Back at the hunt, there are lots of Columbines growing out of the limestone cliffs near the top, but none of the poster flowers. Now that I think about it logically the whole concept is totally impossible, since most of those plants are usually found in shady, drier ground while the others thrive in the moist soil near streams. Oh well, it was fun to see all the other wild flowers along the way, and who knows what special ecosystem might have been present at the Dunes to have inspired the poster's artist.

Temporarily giving up the quest, there was a sea of May Apples on the forest floor on the top of the hill, contradicting the notion that all wildflowers are small, delicate and pastel! Once again there were violets everywhere, some unopened Jack-in-the-Pulpits but no trillium, ferns, or marsh marigolds. 

Ok, not a wild flower but catching a glimpse of a gorgeous Scarlet Tanager is always amazing.

Back on the hunt for wildflowers, these little Hepatica are on the north side of the hill and were closed up because it was too cold, in spite of their fur coats. Others, further towards the top of the hill were fully open taking advantage of the extra warmth. It's not looking good for the poster flowers.

The last chance for finding the five flowers together was the natural home of the Marsh Marigolds around the frog pond, but it was so cold even the frogs weren't out that day. 

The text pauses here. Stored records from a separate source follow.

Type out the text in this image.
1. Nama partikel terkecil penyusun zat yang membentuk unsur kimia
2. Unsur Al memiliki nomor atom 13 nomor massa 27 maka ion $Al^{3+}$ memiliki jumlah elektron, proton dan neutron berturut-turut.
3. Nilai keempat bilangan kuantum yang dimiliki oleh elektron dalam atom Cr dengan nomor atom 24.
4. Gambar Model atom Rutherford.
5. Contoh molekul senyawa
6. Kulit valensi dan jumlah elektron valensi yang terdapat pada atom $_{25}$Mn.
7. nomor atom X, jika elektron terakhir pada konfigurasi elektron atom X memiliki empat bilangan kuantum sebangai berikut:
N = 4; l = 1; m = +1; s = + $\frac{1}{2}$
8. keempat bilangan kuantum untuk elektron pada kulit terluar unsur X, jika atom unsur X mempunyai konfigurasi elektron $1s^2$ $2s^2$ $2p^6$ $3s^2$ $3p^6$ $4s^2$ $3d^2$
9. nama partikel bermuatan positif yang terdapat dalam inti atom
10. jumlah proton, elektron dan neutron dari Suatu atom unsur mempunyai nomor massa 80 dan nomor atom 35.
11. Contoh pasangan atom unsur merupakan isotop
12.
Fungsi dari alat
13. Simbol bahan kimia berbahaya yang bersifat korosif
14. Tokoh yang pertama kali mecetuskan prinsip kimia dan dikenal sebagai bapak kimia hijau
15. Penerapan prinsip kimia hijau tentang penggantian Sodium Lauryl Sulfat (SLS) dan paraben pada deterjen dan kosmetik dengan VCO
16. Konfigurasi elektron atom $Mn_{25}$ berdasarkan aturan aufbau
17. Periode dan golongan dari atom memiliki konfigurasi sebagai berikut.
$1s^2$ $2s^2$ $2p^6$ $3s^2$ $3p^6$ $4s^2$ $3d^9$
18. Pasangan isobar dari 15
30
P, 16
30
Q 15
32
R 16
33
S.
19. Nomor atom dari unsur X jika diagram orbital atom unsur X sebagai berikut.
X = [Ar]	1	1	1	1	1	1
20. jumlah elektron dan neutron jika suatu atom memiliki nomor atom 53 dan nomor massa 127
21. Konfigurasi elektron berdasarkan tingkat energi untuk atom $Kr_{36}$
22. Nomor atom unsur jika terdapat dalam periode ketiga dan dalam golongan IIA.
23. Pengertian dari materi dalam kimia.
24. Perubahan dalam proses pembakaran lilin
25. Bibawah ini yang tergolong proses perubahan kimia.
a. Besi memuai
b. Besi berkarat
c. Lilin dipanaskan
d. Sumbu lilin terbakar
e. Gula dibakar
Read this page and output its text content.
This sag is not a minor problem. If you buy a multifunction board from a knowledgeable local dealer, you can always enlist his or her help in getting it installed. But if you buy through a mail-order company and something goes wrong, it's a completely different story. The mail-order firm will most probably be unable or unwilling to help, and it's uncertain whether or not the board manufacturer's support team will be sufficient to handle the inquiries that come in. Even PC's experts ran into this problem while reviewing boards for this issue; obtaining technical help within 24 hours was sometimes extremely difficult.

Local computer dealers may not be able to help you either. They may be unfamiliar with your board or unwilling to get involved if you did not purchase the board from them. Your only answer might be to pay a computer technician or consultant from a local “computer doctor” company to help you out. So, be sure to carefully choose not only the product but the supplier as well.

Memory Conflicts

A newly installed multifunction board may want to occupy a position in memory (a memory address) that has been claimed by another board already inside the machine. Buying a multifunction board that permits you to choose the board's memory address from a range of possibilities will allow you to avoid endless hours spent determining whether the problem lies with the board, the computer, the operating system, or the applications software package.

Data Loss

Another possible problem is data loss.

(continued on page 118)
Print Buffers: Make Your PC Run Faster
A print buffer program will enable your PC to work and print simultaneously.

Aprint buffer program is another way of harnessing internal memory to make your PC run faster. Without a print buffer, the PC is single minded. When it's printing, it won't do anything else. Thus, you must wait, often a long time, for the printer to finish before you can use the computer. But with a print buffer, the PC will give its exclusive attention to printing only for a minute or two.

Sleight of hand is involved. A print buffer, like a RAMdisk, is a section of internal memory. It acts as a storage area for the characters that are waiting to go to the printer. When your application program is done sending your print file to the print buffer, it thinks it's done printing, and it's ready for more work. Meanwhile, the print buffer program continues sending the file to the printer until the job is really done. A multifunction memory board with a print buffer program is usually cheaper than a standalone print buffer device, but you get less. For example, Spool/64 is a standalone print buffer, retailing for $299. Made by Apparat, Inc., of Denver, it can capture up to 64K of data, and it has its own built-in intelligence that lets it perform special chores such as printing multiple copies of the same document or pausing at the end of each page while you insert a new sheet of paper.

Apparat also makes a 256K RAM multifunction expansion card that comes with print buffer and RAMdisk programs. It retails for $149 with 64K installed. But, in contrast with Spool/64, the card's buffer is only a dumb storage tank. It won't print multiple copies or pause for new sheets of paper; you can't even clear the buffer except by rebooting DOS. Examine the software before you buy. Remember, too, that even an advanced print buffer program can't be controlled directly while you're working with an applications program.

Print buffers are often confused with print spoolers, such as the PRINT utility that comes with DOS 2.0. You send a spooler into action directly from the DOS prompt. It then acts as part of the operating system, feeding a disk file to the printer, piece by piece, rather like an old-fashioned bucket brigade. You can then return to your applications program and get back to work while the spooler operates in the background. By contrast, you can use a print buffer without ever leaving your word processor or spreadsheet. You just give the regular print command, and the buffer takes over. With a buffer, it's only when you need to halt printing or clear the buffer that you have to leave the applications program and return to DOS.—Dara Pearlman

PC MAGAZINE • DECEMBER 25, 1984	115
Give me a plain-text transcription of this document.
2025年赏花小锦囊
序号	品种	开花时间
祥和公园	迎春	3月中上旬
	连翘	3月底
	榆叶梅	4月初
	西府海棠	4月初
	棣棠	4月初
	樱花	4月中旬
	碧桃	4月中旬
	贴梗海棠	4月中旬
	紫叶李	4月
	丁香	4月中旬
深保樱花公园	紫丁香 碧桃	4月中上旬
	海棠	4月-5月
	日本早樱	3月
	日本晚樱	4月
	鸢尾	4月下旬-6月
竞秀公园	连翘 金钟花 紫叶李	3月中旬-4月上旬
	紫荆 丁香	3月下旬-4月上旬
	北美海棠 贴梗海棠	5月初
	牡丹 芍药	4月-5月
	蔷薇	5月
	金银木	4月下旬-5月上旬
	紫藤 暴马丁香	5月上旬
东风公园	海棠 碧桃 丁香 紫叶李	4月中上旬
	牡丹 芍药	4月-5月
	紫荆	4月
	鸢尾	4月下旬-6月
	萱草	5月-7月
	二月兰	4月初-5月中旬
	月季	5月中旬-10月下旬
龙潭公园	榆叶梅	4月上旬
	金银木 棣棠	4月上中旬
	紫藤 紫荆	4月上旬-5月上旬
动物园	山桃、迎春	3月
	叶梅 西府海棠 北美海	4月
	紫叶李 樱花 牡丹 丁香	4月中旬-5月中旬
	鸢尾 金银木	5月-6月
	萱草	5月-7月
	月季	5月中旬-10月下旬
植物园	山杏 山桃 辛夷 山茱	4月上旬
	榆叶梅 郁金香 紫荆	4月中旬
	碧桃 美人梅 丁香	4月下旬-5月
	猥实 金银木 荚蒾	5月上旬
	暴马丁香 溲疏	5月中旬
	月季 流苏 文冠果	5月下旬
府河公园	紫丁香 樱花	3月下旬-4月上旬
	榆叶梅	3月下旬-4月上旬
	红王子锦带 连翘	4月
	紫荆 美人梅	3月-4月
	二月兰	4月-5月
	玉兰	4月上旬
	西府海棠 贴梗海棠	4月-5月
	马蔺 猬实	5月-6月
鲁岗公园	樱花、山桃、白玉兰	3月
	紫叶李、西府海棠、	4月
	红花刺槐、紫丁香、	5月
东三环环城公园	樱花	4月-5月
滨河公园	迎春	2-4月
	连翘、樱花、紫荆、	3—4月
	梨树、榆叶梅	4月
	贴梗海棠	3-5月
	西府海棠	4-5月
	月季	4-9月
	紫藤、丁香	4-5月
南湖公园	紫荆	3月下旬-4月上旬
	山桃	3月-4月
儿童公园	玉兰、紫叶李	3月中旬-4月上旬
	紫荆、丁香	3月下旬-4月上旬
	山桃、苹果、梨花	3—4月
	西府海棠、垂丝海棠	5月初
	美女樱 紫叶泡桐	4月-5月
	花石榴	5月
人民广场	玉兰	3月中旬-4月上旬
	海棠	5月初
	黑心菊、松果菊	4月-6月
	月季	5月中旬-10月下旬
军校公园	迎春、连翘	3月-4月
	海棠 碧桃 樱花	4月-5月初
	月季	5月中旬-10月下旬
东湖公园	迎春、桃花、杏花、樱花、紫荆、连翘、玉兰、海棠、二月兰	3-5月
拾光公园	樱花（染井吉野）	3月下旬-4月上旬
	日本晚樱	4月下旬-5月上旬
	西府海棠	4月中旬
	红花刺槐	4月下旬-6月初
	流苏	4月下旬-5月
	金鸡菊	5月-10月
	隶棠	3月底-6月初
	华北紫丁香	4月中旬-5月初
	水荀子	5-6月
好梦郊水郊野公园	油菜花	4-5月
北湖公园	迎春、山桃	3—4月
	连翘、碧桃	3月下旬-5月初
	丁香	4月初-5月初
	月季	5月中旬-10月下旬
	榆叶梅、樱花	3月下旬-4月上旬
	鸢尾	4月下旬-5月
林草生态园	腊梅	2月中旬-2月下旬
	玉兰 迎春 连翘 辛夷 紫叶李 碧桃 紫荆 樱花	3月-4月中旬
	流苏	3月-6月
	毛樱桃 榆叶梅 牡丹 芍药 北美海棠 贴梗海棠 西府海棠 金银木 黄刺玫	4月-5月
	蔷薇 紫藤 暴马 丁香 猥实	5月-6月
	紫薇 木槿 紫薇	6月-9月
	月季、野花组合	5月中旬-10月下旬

The search ended without finding the plants and flowers blooming all together but to be honest it didn't really matter because we had a nice walk in the woods. At last we did come upon some yellow flowers, and yes Burt, they are still Violets even if they're yellow  . . . 

. . . no matter how you choose to look at  it.

Thanks for stopping by!
Have you had a long walk this spring? What did you see?


  1. What a glorious journey! I think that is what the poster artist was trying to portray....the treasures you would find along your journey, rather than one specific view. I have a clump of "Jack -in-the-pulpit" growing at he bottom of my garden under a shady holly bush, though I know this plant as "Cuckoo Pint" or "Lords and Ladies". As for the yellow violets...I have purple primroses...amybe they went to the same gene swapping party lol :D XXX

  2. So glad you liked it and I'm sure you're right about the artist portraying what was blooming at the time. Don't know why I took it so literally, I may be starting to think like my dad did, eeek!
    I've heard of them being called "Lords and Ladies" but not "Cuckoo Pint", how fun. Most of the information I found on them referred to associations with the devil, ha! Guess that's the default history on anything different or interesting. Now that you mention it, my primroses are purple, too!